Jour 4 – Petit Tram va loin

On recommence une autre superbe journée tout en montant les innombrables ruelles et escaliers de la capitale pour éventuellement atteindre le Castel San Jorge. Tout près de chez nous (et puisque chaque pause dans la montée est salvatrice), se trouve la Sé de Lisbonne (cathédrale) dont une partie de la facade est en réparation malheureusement.

À l’intérieur, c’est magnifique comme en témoigne les photos, mais c’est à l’étage que se trouve le trésor! Un vrai: costumes d’évêques tissés de fils d’or, coffre en écailles de nacre pur ou en argent massif (genre qu’on ne peut le lever à deux), des outils cérémoniaux en or plein, une crosse épiscopale et, pourquoi pas, une toque papale sertie d’innombrables pierres précieuses (on ne pouvait rien photographier). La pièce qui sert de salle de réunion (? Tout est rédigé portugais et on ne comprend rien) présentent un extraordinaire mobilier en bois massif et des tapisseries au mur presque partout. Or, c’est à ce moment que débarque une gang de jeunes bruyants et hautement intéressés par le contenu de leur cellulaire plutôt que par l’histoire et le sacré des lieux. Ça tombe à pique, nous avons presque terminé la visite si ce n’est des nombreuses alcoves derrière le chœur.

Nous n’étions toujours pas embarqués à bord d’un tramway (le funiculaire ne compte pas!) et le mythique no28 jaune tout en bois nous a cueillis au passage. Le tramway, ça roule? Oui, mais ça grince pas mal, ça stop net, et la vitesse est tributaire de tout ce qui se trouve dans le chemin: voitures, piétons, camions de livraison, tuk-tuk et tutti quanti! On a fait un bout dans ce magnifique véhicule d’époque avant de débarquer au bout de la ligne où plusieurs personnes à la queue leu leu attendaient d’y grimper.

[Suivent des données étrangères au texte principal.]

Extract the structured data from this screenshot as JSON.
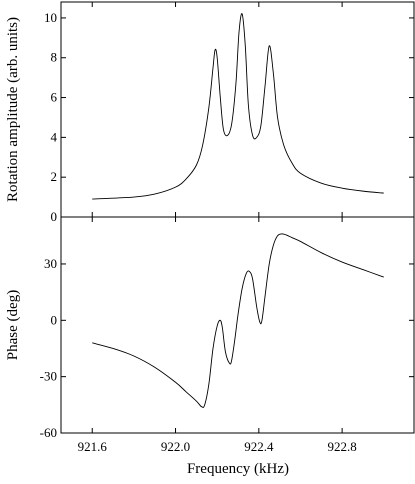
{
  "chart_data": {
    "type": "line",
    "xlabel": "Frequency (kHz)",
    "xlim": [
      921.45,
      923.15
    ],
    "x_ticks": [
      {
        "value": 921.6,
        "label": "921.6"
      },
      {
        "value": 922.0,
        "label": "922.0"
      },
      {
        "value": 922.4,
        "label": "922.4"
      },
      {
        "value": 922.8,
        "label": "922.8"
      }
    ],
    "panels": [
      {
        "ylabel": "Rotation amplitude (arb. units)",
        "ylim": [
          0,
          10.8
        ],
        "y_ticks": [
          {
            "value": 0,
            "label": "0"
          },
          {
            "value": 2,
            "label": "2"
          },
          {
            "value": 4,
            "label": "4"
          },
          {
            "value": 6,
            "label": "6"
          },
          {
            "value": 8,
            "label": "8"
          },
          {
            "value": 10,
            "label": "10"
          }
        ],
        "series": [
          {
            "x": [
              921.6,
              921.8,
              921.9,
              922.0,
              922.05,
              922.1,
              922.13,
              922.16,
              922.18,
              922.19,
              922.2,
              922.215,
              922.23,
              922.25,
              922.27,
              922.29,
              922.305,
              922.32,
              922.335,
              922.35,
              922.37,
              922.39,
              922.41,
              922.43,
              922.45,
              922.47,
              922.49,
              922.52,
              922.56,
              922.6,
              922.7,
              922.8,
              922.9,
              923.0
            ],
            "values": [
              0.9,
              1.0,
              1.15,
              1.5,
              1.9,
              2.6,
              3.6,
              5.5,
              7.5,
              8.4,
              8.0,
              6.0,
              4.4,
              4.1,
              4.7,
              6.7,
              9.3,
              10.2,
              8.6,
              5.6,
              4.1,
              4.0,
              4.6,
              6.6,
              8.6,
              7.2,
              5.0,
              3.6,
              2.7,
              2.2,
              1.7,
              1.45,
              1.3,
              1.2
            ]
          }
        ]
      },
      {
        "ylabel": "Phase (deg)",
        "ylim": [
          -60,
          55
        ],
        "y_ticks": [
          {
            "value": -60,
            "label": "-60"
          },
          {
            "value": -30,
            "label": "-30"
          },
          {
            "value": 0,
            "label": "0"
          },
          {
            "value": 30,
            "label": "30"
          }
        ],
        "series": [
          {
            "x": [
              921.6,
              921.7,
              921.8,
              921.9,
              922.0,
              922.05,
              922.1,
              922.125,
              922.14,
              922.16,
              922.18,
              922.2,
              922.215,
              922.225,
              922.24,
              922.26,
              922.27,
              922.285,
              922.3,
              922.32,
              922.34,
              922.355,
              922.37,
              922.39,
              922.405,
              922.415,
              922.43,
              922.45,
              922.47,
              922.49,
              922.51,
              922.53,
              922.56,
              922.6,
              922.7,
              922.8,
              922.9,
              923.0
            ],
            "values": [
              -12,
              -15,
              -19,
              -25,
              -33,
              -38,
              -43,
              -46,
              -45,
              -34,
              -15,
              -3,
              0,
              -4,
              -17,
              -23,
              -21,
              -10,
              3,
              17,
              25,
              26,
              22,
              7,
              -1,
              0,
              13,
              30,
              40,
              45,
              46,
              45.5,
              44,
              42,
              36,
              31,
              27,
              23
            ]
          }
        ]
      }
    ]
  }
}
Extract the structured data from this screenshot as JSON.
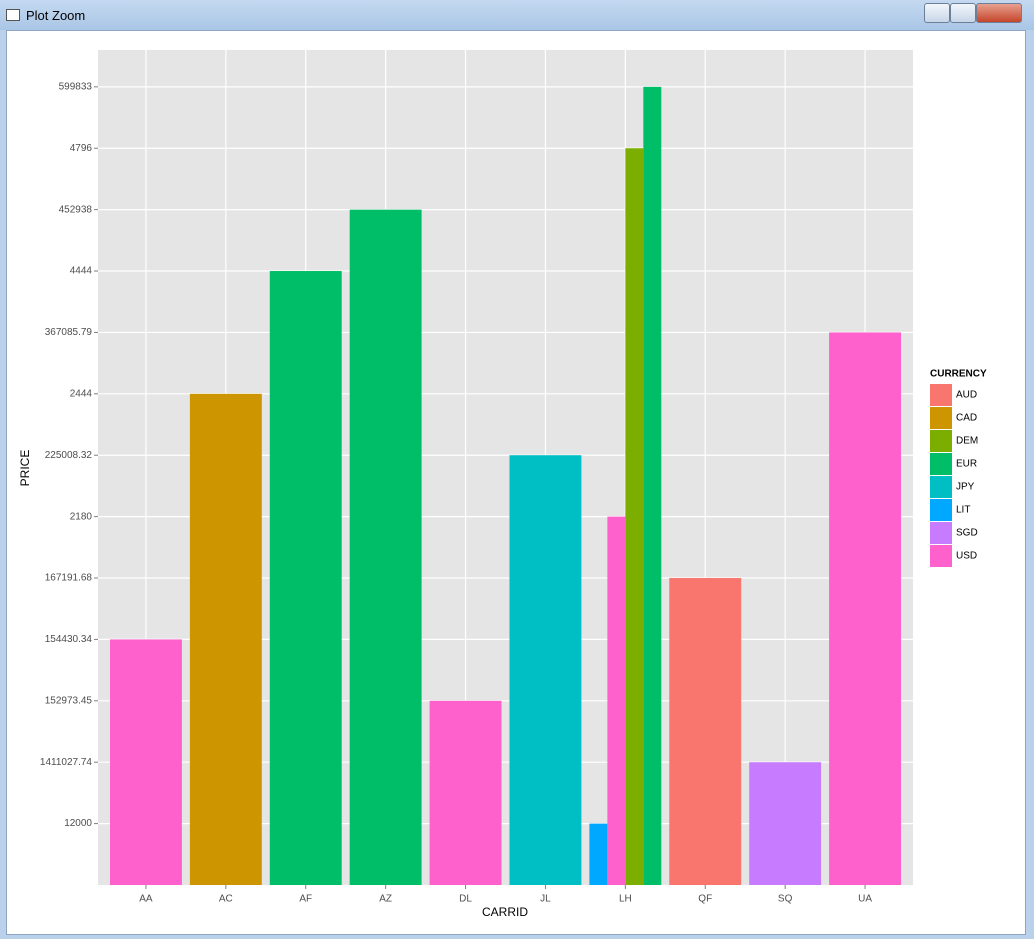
{
  "window": {
    "title": "Plot Zoom"
  },
  "chart_data": {
    "type": "bar",
    "x_label": "CARRID",
    "y_label": "PRICE",
    "legend_title": "CURRENCY",
    "categories": [
      "AA",
      "AC",
      "AF",
      "AZ",
      "DL",
      "JL",
      "LH",
      "QF",
      "SQ",
      "UA"
    ],
    "series": [
      {
        "name": "AUD",
        "color": "#f8766d"
      },
      {
        "name": "CAD",
        "color": "#cd9600"
      },
      {
        "name": "DEM",
        "color": "#7cae00"
      },
      {
        "name": "EUR",
        "color": "#00be67"
      },
      {
        "name": "JPY",
        "color": "#00bfc4"
      },
      {
        "name": "LIT",
        "color": "#00a9ff"
      },
      {
        "name": "SGD",
        "color": "#c77cff"
      },
      {
        "name": "USD",
        "color": "#ff61cc"
      }
    ],
    "bars": [
      {
        "category": 0,
        "series": 7,
        "value": 4
      },
      {
        "category": 1,
        "series": 1,
        "value": 8
      },
      {
        "category": 2,
        "series": 3,
        "value": 10
      },
      {
        "category": 3,
        "series": 3,
        "value": 11
      },
      {
        "category": 4,
        "series": 7,
        "value": 3
      },
      {
        "category": 5,
        "series": 4,
        "value": 7
      },
      {
        "category": 6,
        "series": 5,
        "value": 1
      },
      {
        "category": 6,
        "series": 7,
        "value": 6
      },
      {
        "category": 6,
        "series": 2,
        "value": 12
      },
      {
        "category": 6,
        "series": 3,
        "value": 13
      },
      {
        "category": 7,
        "series": 0,
        "value": 5
      },
      {
        "category": 8,
        "series": 6,
        "value": 2
      },
      {
        "category": 9,
        "series": 7,
        "value": 9
      }
    ],
    "ylim": [
      0,
      13.6
    ],
    "yticks": [
      {
        "value": 1,
        "label": "12000"
      },
      {
        "value": 2,
        "label": "1411027.74"
      },
      {
        "value": 3,
        "label": "152973.45"
      },
      {
        "value": 4,
        "label": "154430.34"
      },
      {
        "value": 5,
        "label": "167191.68"
      },
      {
        "value": 6,
        "label": "2180"
      },
      {
        "value": 7,
        "label": "225008.32"
      },
      {
        "value": 8,
        "label": "2444"
      },
      {
        "value": 9,
        "label": "367085.79"
      },
      {
        "value": 10,
        "label": "4444"
      },
      {
        "value": 11,
        "label": "452938"
      },
      {
        "value": 12,
        "label": "4796"
      },
      {
        "value": 13,
        "label": "599833"
      }
    ],
    "grid": true
  }
}
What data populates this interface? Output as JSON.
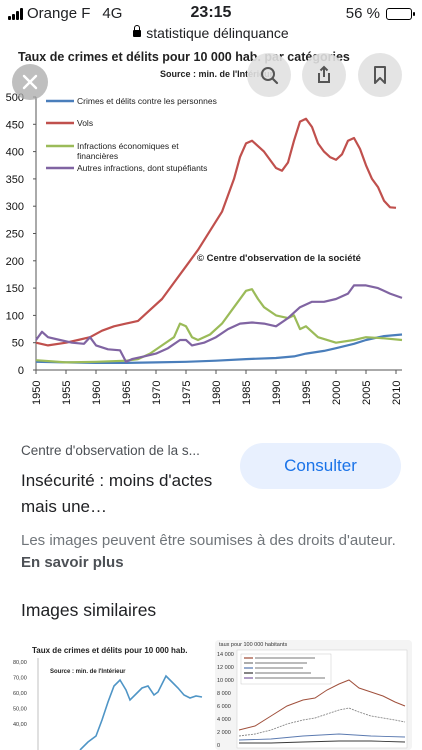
{
  "status_bar": {
    "carrier": "Orange F",
    "network": "4G",
    "time": "23:15",
    "battery_percent_label": "56 %",
    "battery_level": 0.56
  },
  "url_bar": {
    "domain": "statistique délinquance"
  },
  "image_overlay": {
    "close_icon": "close-icon",
    "lens_icon": "lens-icon",
    "share_icon": "share-icon",
    "bookmark_icon": "bookmark-icon"
  },
  "chart_data": {
    "type": "line",
    "title": "Taux de crimes et délits pour 10 000 hab. par catégories",
    "subtitle": "Source : min. de l'Intérieur",
    "annotation": "© Centre  d'observation de la société",
    "x_ticks": [
      "1950",
      "1955",
      "1960",
      "1965",
      "1970",
      "1975",
      "1980",
      "1985",
      "1990",
      "1995",
      "2000",
      "2005",
      "2010"
    ],
    "y_ticks": [
      "0",
      "50",
      "100",
      "150",
      "200",
      "250",
      "300",
      "350",
      "400",
      "450",
      "500"
    ],
    "xlim": [
      1950,
      2011
    ],
    "ylim": [
      0,
      500
    ],
    "grid": false,
    "legend_position": "top-left",
    "series": [
      {
        "name": "Crimes et délits contre les personnes",
        "color": "#4a7ebb",
        "points": [
          [
            1950,
            15
          ],
          [
            1955,
            14
          ],
          [
            1960,
            13
          ],
          [
            1965,
            13
          ],
          [
            1970,
            14
          ],
          [
            1975,
            15
          ],
          [
            1980,
            17
          ],
          [
            1985,
            20
          ],
          [
            1990,
            22
          ],
          [
            1993,
            25
          ],
          [
            1995,
            30
          ],
          [
            1998,
            35
          ],
          [
            2000,
            40
          ],
          [
            2003,
            48
          ],
          [
            2005,
            55
          ],
          [
            2008,
            62
          ],
          [
            2011,
            65
          ]
        ]
      },
      {
        "name": "Vols",
        "color": "#c0504d",
        "points": [
          [
            1950,
            50
          ],
          [
            1952,
            45
          ],
          [
            1955,
            50
          ],
          [
            1957,
            55
          ],
          [
            1959,
            60
          ],
          [
            1961,
            72
          ],
          [
            1963,
            80
          ],
          [
            1965,
            85
          ],
          [
            1967,
            90
          ],
          [
            1969,
            110
          ],
          [
            1971,
            130
          ],
          [
            1973,
            160
          ],
          [
            1975,
            190
          ],
          [
            1977,
            220
          ],
          [
            1979,
            255
          ],
          [
            1981,
            290
          ],
          [
            1983,
            350
          ],
          [
            1984,
            390
          ],
          [
            1985,
            415
          ],
          [
            1986,
            420
          ],
          [
            1988,
            400
          ],
          [
            1990,
            370
          ],
          [
            1991,
            365
          ],
          [
            1992,
            380
          ],
          [
            1993,
            420
          ],
          [
            1994,
            455
          ],
          [
            1995,
            460
          ],
          [
            1996,
            445
          ],
          [
            1997,
            415
          ],
          [
            1998,
            400
          ],
          [
            1999,
            390
          ],
          [
            2000,
            385
          ],
          [
            2001,
            395
          ],
          [
            2002,
            420
          ],
          [
            2003,
            425
          ],
          [
            2004,
            405
          ],
          [
            2005,
            375
          ],
          [
            2006,
            350
          ],
          [
            2007,
            335
          ],
          [
            2008,
            310
          ],
          [
            2009,
            298
          ],
          [
            2010,
            297
          ]
        ]
      },
      {
        "name": "Infractions économiques et financières",
        "color": "#9bbb59",
        "points": [
          [
            1950,
            18
          ],
          [
            1955,
            14
          ],
          [
            1960,
            15
          ],
          [
            1965,
            17
          ],
          [
            1967,
            20
          ],
          [
            1969,
            30
          ],
          [
            1971,
            45
          ],
          [
            1973,
            60
          ],
          [
            1974,
            85
          ],
          [
            1975,
            80
          ],
          [
            1976,
            60
          ],
          [
            1977,
            55
          ],
          [
            1979,
            65
          ],
          [
            1981,
            85
          ],
          [
            1983,
            115
          ],
          [
            1985,
            145
          ],
          [
            1986,
            148
          ],
          [
            1987,
            130
          ],
          [
            1988,
            115
          ],
          [
            1990,
            100
          ],
          [
            1992,
            95
          ],
          [
            1993,
            100
          ],
          [
            1994,
            75
          ],
          [
            1995,
            80
          ],
          [
            1997,
            60
          ],
          [
            2000,
            50
          ],
          [
            2003,
            55
          ],
          [
            2005,
            60
          ],
          [
            2008,
            58
          ],
          [
            2011,
            55
          ]
        ]
      },
      {
        "name": "Autres infractions, dont stupéfiants",
        "color": "#8064a2",
        "points": [
          [
            1950,
            55
          ],
          [
            1951,
            70
          ],
          [
            1952,
            60
          ],
          [
            1954,
            55
          ],
          [
            1956,
            50
          ],
          [
            1958,
            48
          ],
          [
            1959,
            60
          ],
          [
            1960,
            45
          ],
          [
            1962,
            38
          ],
          [
            1964,
            36
          ],
          [
            1965,
            15
          ],
          [
            1966,
            20
          ],
          [
            1968,
            25
          ],
          [
            1970,
            30
          ],
          [
            1972,
            40
          ],
          [
            1974,
            55
          ],
          [
            1975,
            55
          ],
          [
            1976,
            45
          ],
          [
            1978,
            50
          ],
          [
            1980,
            60
          ],
          [
            1982,
            75
          ],
          [
            1984,
            85
          ],
          [
            1986,
            87
          ],
          [
            1988,
            85
          ],
          [
            1990,
            80
          ],
          [
            1992,
            95
          ],
          [
            1994,
            115
          ],
          [
            1996,
            125
          ],
          [
            1998,
            125
          ],
          [
            2000,
            130
          ],
          [
            2002,
            140
          ],
          [
            2003,
            155
          ],
          [
            2005,
            155
          ],
          [
            2007,
            150
          ],
          [
            2009,
            140
          ],
          [
            2011,
            132
          ]
        ]
      }
    ]
  },
  "result": {
    "source": "Centre d'observation de la s...",
    "title": "Insécurité : moins d'actes mais une…",
    "consult_label": "Consulter",
    "rights_text": "Les images peuvent être soumises à des droits d'auteur.",
    "learn_more_label": "En savoir plus"
  },
  "similar": {
    "heading": "Images similaires",
    "thumb1": {
      "title": "Taux de crimes et délits pour 10 000 hab.",
      "source": "Source : min. de l'Intérieur",
      "y_labels": [
        "80,00",
        "70,00",
        "60,00",
        "50,00",
        "40,00"
      ]
    },
    "thumb2": {
      "title": "taux pour 100 000 habitants",
      "y_labels": [
        "14 000",
        "12 000",
        "10 000",
        "8 000",
        "6 000",
        "4 000",
        "2 000",
        "0"
      ]
    }
  }
}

Le GPS n’affichait que quelques minutes de marches pour arriver au Castel , mais c’;était sans compter les détours des ruelles et les montées royales! C’est que le Roi, après le tremblement de terre de 1755 ( et le tsunami qui s’en suivit) fit ériger sa demeure qu’il occupa pendant 20 ans au plus haut point de Lisbonne (probablement). Misère… suants, nous arrivâmes au cœur de ce minuscule quartier devenu touristique par la force des choses. Il y a du monde, une énorme file pour entrer au Castel dont les frais d’entrée ne sont pas couverts par la Lisboa card… bof, on assume que l’on peut s’en passer. Nous déambulons donc dans les rues du quartier parsemées d’innombrables boutiques pour quitter peu de temps après. On redescend à pied vers chez nous en laissant le hasard nous guider.

Un petit bar, le Crafty Corner, qui tient des bières de micro-brasseries portugaises et dont les portes béantes invitent à rendre les armes réussit à nous faire plier le coude le temps d’un p’tit verre.

On retrouve notre quartier et le libanais du coin pour un shish taouk et des falafels, bien nappés de sauce à l’ail et piquante. Repos et blogue à l’appartement puis Musée du fado pour en apprendre davantage sur les origines de ce chant typique portugais qui a autrefois suscité les controverses et définit bien l’identité de la riche culture portugaise. Taper « fado » dans Spotify et la première playlist contient tous les grands noms du genre. Bonne écoute!

On se prend une petite sangria sur la terrasse de la jolie placette qui se trouve à la sortie du musée pour écrire un peu. On rapporte à l’appartement notre équipement de blogueurs, on essaie de se mettre sur notre 31 pour notre dernière soirée dans la capitale portugaise puis on part s’installer dans au « A Muralha Tapas e Vinhos », un bar à vin et tapas. On croyait pouvoir s’y faire recommander des vins mais on est mal tombés! On y est allé « au pif » en essayant des régions différentes. Pour accompagner le vin, on commande un plateau de charcuteries fumées et un autre de fromages du pays. On se raconte des histoires en disant qu’avec la marche, ces calories seront vite évaporées…

Rassurez-vous, on est repartis avec un « doggy bag »!

C’est ce qui termine notre première étape portugaise. Une dernière nuit et demain, on prend un vol pour Genève! Boa noite!